🏃 Movement Guide

Exercise on GLP-1 Therapy: Preserve Muscle, Build Fitness, Sustain Results

How to structure your physical activity on GLP-1 medication — including why resistance training matters more than cardio, and how to manage energy during dose escalation.

Medically Reviewed

This guide has been reviewed by a licensed exercise physiologist and reflects current clinical evidence on physical activity during GLP-1 therapy. Consult your provider before starting a new exercise program.

Why Exercise Is Critical on GLP-1 Therapy

GLP-1 medications reduce appetite and total calorie intake. Without exercise — specifically resistance training — a significant portion of the weight you lose will be muscle mass, not fat. Research shows that in patients losing weight through caloric restriction alone, 25–40% of total weight lost can be lean body mass.

Muscle mass is metabolically active — it burns calories at rest, supports insulin sensitivity, and is closely associated with longevity and quality of life. Losing it during GLP-1 therapy creates a metabolic disadvantage that makes weight maintenance significantly harder once treatment ends.

25–40%
of weight loss may be muscle without resistance training
2–3×
per week is the evidence-based resistance training minimum
7,000–10,000
daily steps as a baseline movement target

The Priority Hierarchy: What Matters Most

If your time and energy are limited — and on GLP-1, energy often is limited during dose escalation — here's how to prioritize:

  1. Resistance training (2–3x/week) — non-negotiable for muscle preservation
  2. Daily walking (7,000–10,000 steps) — low-intensity, sustainable NEAT that adds up significantly
  3. Cardiovascular exercise (2–3x/week) — supports heart health and metabolic function, but secondary to resistance
  4. Flexibility and mobility work — supports recovery and reduces injury risk as you become more active
Key insight

Many patients make the mistake of focusing on cardio (treadmill, cycling) because it "burns more calories." On GLP-1 therapy, resistance training is the higher-priority intervention because its primary benefit is muscle preservation — not calorie burn.

Resistance Training: Your Muscle-Protection Strategy

What counts as resistance training?

Any exercise that makes your muscles work against a load or resistance: free weights, machines, resistance bands, bodyweight exercises (push-ups, squats, lunges), or functional training classes.
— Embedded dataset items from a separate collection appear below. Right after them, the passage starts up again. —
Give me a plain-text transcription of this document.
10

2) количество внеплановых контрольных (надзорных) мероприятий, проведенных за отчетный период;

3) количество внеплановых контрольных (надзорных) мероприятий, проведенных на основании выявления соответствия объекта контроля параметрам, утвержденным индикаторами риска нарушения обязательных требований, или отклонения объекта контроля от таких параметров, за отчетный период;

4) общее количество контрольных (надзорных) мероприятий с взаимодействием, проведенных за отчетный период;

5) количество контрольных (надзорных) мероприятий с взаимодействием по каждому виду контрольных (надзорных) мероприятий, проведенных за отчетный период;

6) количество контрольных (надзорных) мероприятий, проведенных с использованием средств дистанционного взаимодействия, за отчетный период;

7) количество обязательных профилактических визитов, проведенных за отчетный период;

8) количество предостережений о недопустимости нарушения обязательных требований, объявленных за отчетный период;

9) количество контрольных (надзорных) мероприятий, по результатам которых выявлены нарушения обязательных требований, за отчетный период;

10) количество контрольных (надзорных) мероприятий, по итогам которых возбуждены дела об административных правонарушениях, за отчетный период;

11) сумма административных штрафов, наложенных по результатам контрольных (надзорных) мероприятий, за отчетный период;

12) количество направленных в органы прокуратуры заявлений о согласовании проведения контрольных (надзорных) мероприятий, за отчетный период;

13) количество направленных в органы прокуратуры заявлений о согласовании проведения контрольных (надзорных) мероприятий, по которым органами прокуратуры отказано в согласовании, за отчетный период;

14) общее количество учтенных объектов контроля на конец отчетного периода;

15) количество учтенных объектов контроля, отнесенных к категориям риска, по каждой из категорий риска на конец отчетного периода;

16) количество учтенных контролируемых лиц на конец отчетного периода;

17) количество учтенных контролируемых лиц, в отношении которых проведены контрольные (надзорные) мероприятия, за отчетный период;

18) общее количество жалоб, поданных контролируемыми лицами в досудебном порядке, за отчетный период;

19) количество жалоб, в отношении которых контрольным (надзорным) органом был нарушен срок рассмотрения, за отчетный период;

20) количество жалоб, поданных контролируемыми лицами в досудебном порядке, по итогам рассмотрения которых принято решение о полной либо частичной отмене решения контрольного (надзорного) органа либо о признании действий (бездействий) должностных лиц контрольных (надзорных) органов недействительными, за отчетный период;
The key is progressive overload — gradually increasing difficulty over time.

Beginner program structure

If you're new to strength training, start with 2 full-body sessions per week and build from there:

Exercise Phases During GLP-1 Treatment

Weeks 1–8

Dose Escalation Phase
  • Energy may be low
  • Prioritize walking daily
  • 2x/week light strength work
  • Short sessions (20–30 min)
  • Listen to your body

Months 2–6

Building Phase
  • Energy stabilizes
  • 2–3x/week resistance training
  • Add moderate cardio (2x/week)
  • Increase intensity gradually
  • Track steps — aim for 8,000+

Month 6+

Optimization Phase
  • 3x/week resistance training
  • 2–3x/week cardio
  • Progressive overload focus
  • Introduce HIIT if appropriate
  • Build long-term habits

Managing Low Energy During Dose Escalation

The first 4–8 weeks of GLP-1 therapy — when doses are increasing — are often the hardest energetically. Nausea, reduced food intake, and the adjustment period can leave you feeling fatigued.

Strategies that help

Walking: The Underrated Foundation

Daily walking is one of the most evidence-backed low-intensity interventions for metabolic health. It improves insulin sensitivity, supports fat oxidation, reduces cardiovascular risk, and generates NEAT (non-exercise activity thermogenesis) that adds meaningfully to daily calorie expenditure.

Aim for 7,000–10,000 steps per day as a baseline. Even 30 minutes of walking after dinner has been shown to meaningfully improve post-meal blood glucose levels — highly relevant for GLP-1 patients with metabolic syndrome or pre-diabetes.

Important: Don't overtrain on a caloric deficit

GLP-1 therapy already creates a significant caloric deficit. Adding excessive cardio on top of this (especially without adequate protein and sleep) accelerates muscle loss rather than fat loss. More exercise is not always better. Adequate recovery is essential.

Medical Disclaimer: Exercise recommendations are general in nature and reviewed by a licensed exercise physiologist. Individual capacity varies based on current fitness level, health conditions, medications, and physician guidance. Consult your healthcare provider before starting any new exercise program, particularly if you have cardiovascular disease, orthopedic conditions, or other complicating factors.